Os empresários, conforme o texto, poderão adquirir vacinas que ainda não tiveram aval da Agência de Vigilância Sanitária (Anvisa), desde que autorizadas por agências reconhecidas pela Organização Mundial de Saúde (OMS). A aquisição pode ser feita pelas empresas ou por meio de consórcio.

Além disso, o texto garante que trabalhadores prestadores de serviço também sejam beneficiados com a vacinação – estagiários, autônomos e empregados de empresas de trabalho temporário ou de terceirizadas também estão inclusos. A vacinação deve seguir os critérios de prioridade estabelecidos no Programa Nacional de Imunizações (PNI).

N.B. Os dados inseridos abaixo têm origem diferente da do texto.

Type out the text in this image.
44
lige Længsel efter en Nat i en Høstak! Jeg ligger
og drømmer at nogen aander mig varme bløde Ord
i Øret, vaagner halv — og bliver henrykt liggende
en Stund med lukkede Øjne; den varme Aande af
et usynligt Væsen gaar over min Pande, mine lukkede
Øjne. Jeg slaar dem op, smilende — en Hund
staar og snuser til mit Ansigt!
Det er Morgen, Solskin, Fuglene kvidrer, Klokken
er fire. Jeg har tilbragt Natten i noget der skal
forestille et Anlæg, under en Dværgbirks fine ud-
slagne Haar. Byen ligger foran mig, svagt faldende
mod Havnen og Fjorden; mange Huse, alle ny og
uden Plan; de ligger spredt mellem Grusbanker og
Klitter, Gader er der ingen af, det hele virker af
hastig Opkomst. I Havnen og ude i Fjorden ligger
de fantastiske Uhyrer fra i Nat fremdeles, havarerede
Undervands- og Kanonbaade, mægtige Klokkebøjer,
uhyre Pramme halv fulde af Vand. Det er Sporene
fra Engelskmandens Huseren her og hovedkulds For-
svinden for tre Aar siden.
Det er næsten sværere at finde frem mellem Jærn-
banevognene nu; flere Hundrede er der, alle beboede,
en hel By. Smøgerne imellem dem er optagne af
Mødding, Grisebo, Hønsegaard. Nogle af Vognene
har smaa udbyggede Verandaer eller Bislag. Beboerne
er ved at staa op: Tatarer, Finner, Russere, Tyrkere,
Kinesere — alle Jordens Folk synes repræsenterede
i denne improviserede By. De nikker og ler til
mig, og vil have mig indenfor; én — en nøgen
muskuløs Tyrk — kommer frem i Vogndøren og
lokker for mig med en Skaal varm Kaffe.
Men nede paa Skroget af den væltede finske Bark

As vacinas deverão ser aplicadas em estabelecimento de saúde com sala para aplicação autorizada pela vigilância sanitária local. Caso descumpra as exigências, a empresa estará sujeita ao pagamento de multa equivalente a dez vezes o valor gasto para comprar vacinas, além de sanções administrativas e penais.

O texto prevê também que, se a empresa quiser fechar negócio com laboratório que tenha contratos com o Ministério da Saúde, o acordo só poderá ser firmado após a pasta receber todas as doses que contratou. Se o texto for aprovado também pelo Senado, sem mudanças, e sancionado, a permissão será mais flexível do que a prevista atualmente por lei.